EU Inc. es la propuesta de derecho societario más ambiciosa que ha presentado la Comisión Europea en décadas.
Para quién está pensado
La forma societaria EU Inc. está disponible para cualquier empresa con sede en la Unión, incluidas las ya existentes que decidan adoptarla. En ese sentido, el marco societario es de acceso general. No obstante, algunas ventajas, como los procedimientos simplificados de insolvencia, están reservadas a las empresas que cumplan una definición concreta de “empresa innovadora”. Dichas definiciones no están plenamente codificadas en el Reglamento, sino en una Recomendación de la Comisión. La Comisión articula esas categorías sobre la base de criterios objetivos relacionados con la intensidad de inversión en actividades de innovación, la edad, el tamaño y el crecimiento de la empresa o de manera subjetiva, en función de la intensidad innovadora de la empresa.

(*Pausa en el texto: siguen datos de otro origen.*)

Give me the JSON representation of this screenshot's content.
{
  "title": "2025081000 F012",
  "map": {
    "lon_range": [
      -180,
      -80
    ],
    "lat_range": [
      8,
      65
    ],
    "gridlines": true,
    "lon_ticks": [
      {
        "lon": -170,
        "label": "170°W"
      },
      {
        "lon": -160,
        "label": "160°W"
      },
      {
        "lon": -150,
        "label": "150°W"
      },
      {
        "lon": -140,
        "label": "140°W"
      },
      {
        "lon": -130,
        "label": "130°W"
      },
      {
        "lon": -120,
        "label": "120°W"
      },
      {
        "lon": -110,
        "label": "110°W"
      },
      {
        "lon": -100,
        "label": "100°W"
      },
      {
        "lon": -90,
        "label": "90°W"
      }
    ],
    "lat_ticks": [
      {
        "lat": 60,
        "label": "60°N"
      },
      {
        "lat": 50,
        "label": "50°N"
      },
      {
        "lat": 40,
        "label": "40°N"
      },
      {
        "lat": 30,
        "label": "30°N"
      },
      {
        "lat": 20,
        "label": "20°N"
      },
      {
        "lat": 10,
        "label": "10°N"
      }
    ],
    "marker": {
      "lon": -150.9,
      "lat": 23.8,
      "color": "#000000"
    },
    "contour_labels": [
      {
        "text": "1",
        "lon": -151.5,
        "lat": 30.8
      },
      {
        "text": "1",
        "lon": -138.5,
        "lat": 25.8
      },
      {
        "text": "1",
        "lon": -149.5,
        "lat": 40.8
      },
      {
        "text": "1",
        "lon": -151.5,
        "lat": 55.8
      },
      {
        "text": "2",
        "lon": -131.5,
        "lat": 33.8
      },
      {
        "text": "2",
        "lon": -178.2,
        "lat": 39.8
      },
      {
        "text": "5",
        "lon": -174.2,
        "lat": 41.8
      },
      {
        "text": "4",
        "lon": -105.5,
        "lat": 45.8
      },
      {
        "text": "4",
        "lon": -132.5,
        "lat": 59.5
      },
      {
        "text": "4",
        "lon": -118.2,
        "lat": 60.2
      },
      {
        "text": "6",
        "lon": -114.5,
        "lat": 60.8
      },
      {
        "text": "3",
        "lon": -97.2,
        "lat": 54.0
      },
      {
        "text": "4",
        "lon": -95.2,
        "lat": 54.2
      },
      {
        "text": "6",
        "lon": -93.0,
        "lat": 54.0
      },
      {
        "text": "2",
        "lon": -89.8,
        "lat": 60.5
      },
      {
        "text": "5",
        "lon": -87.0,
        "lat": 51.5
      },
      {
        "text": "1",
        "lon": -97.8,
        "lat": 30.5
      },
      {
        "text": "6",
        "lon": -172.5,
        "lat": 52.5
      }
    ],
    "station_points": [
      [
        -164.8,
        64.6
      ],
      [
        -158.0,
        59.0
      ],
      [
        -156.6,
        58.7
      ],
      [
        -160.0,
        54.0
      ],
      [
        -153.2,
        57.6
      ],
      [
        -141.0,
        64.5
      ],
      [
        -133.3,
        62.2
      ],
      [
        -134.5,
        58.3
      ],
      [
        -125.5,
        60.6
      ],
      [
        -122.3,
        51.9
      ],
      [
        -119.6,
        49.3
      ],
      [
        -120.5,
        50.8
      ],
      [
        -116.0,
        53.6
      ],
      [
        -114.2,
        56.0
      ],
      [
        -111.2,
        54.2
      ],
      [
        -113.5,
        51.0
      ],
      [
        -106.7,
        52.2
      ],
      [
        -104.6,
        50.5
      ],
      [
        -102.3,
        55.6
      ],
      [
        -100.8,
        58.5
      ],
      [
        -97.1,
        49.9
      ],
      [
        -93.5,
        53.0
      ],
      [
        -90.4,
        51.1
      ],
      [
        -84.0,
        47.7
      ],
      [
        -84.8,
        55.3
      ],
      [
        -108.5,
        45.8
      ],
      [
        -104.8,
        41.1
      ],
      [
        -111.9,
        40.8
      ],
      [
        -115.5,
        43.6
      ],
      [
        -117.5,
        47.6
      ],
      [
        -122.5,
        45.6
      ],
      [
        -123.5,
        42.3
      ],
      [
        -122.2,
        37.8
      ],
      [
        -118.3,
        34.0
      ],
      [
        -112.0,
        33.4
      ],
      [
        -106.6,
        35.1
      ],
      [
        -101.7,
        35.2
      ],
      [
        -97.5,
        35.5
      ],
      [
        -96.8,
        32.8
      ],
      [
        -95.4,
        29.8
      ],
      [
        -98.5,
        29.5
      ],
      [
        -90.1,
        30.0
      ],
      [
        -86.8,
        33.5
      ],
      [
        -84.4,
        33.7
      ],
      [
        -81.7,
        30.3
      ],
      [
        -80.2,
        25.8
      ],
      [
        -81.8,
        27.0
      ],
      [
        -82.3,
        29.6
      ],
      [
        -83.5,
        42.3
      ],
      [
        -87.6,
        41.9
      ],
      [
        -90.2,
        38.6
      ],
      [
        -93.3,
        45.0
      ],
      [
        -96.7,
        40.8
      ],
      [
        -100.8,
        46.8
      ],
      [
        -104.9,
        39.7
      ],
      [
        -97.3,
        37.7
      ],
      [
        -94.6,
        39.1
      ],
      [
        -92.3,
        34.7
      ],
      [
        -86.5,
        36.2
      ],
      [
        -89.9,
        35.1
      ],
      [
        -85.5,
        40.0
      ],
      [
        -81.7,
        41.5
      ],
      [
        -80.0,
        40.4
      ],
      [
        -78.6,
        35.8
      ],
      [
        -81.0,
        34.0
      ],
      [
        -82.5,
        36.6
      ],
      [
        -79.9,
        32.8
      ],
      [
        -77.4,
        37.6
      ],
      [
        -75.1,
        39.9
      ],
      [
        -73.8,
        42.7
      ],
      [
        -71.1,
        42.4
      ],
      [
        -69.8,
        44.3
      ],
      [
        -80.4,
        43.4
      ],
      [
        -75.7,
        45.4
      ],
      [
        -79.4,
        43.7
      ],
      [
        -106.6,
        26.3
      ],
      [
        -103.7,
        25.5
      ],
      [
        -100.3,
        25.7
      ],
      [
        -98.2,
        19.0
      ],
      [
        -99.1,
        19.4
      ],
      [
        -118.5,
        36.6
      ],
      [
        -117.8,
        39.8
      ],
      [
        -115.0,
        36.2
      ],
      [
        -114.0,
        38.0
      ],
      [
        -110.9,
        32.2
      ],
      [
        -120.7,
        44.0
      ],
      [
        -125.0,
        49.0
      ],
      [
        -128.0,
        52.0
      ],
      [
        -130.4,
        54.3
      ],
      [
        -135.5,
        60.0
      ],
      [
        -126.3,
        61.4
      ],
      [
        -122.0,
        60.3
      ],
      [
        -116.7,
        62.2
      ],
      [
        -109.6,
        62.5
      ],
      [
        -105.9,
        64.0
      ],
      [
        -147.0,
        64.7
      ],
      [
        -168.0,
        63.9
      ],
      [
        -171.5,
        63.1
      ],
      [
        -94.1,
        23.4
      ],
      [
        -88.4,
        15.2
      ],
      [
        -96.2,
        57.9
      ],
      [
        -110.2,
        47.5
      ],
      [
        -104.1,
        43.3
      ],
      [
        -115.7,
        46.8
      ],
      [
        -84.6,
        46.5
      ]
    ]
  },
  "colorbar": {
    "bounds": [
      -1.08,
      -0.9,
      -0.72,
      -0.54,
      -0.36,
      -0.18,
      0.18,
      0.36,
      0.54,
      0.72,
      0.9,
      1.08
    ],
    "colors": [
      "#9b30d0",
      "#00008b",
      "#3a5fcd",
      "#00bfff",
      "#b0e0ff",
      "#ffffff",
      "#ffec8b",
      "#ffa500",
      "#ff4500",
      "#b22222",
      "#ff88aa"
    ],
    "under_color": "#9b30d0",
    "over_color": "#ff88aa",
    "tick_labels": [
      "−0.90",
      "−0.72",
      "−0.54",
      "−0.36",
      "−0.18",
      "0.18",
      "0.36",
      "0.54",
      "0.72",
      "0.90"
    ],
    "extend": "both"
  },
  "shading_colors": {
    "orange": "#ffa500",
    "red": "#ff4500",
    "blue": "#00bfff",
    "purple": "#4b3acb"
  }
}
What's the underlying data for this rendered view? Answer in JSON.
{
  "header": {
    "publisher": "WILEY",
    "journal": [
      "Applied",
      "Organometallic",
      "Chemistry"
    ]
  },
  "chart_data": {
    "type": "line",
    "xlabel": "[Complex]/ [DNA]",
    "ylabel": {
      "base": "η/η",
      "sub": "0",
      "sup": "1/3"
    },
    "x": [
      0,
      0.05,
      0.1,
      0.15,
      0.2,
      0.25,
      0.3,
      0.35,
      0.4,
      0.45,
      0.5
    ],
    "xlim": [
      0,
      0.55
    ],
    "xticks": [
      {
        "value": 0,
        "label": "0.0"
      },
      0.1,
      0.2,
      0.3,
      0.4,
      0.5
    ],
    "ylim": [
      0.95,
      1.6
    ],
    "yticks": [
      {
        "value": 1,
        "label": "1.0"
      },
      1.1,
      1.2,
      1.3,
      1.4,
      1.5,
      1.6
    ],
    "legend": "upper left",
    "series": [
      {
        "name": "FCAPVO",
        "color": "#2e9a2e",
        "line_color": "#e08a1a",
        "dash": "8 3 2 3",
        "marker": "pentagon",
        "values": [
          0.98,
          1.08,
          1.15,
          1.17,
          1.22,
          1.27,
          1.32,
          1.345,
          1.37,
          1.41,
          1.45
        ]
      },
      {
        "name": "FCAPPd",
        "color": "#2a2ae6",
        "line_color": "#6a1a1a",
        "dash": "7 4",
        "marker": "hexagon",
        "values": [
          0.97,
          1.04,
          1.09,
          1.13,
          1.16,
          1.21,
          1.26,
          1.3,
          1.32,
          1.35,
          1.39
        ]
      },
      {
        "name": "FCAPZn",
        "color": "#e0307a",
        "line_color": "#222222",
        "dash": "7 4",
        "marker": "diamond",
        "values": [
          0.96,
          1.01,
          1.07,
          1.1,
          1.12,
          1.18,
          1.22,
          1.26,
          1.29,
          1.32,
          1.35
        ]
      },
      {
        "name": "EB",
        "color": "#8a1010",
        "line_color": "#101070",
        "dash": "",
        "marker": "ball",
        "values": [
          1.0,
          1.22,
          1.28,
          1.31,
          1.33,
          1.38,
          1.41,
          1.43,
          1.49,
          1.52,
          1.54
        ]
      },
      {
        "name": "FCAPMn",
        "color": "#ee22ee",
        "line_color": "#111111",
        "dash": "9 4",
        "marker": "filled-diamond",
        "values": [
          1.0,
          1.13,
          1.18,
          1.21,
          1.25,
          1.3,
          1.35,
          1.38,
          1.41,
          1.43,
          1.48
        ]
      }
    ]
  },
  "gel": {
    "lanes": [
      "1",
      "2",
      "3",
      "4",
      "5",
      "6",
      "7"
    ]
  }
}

Qué hace EU Inc.: tres frentes
Derecho societario: este es el núcleo de la propuesta. EU Inc. introduce una forma jurídica única con reglas comunes de constitución, gobernanza interna y estructura de capital. Desaparece el requisito de capital mínimo (puede ser de cero euros), se limitan los gastos notariales de constitución a 100 euros, se establece un periodo máximo de registro de 48 horas, se permite la emisión de distintas clases de acciones con derechos económicos o de voto diferenciados, se simplifican las transferencias de participaciones y se elimina la obligación de recurrir a intermediarios en determinadas operaciones. En materia de incentivos al talento, se introduce un marco societario común para los planes de stock options: reglas homogéneas de emisión y administración aplicables en toda la Unión, lo que reduce las fricciones jurídicas para empresas con equipos distribuidos en varios Estados miembros.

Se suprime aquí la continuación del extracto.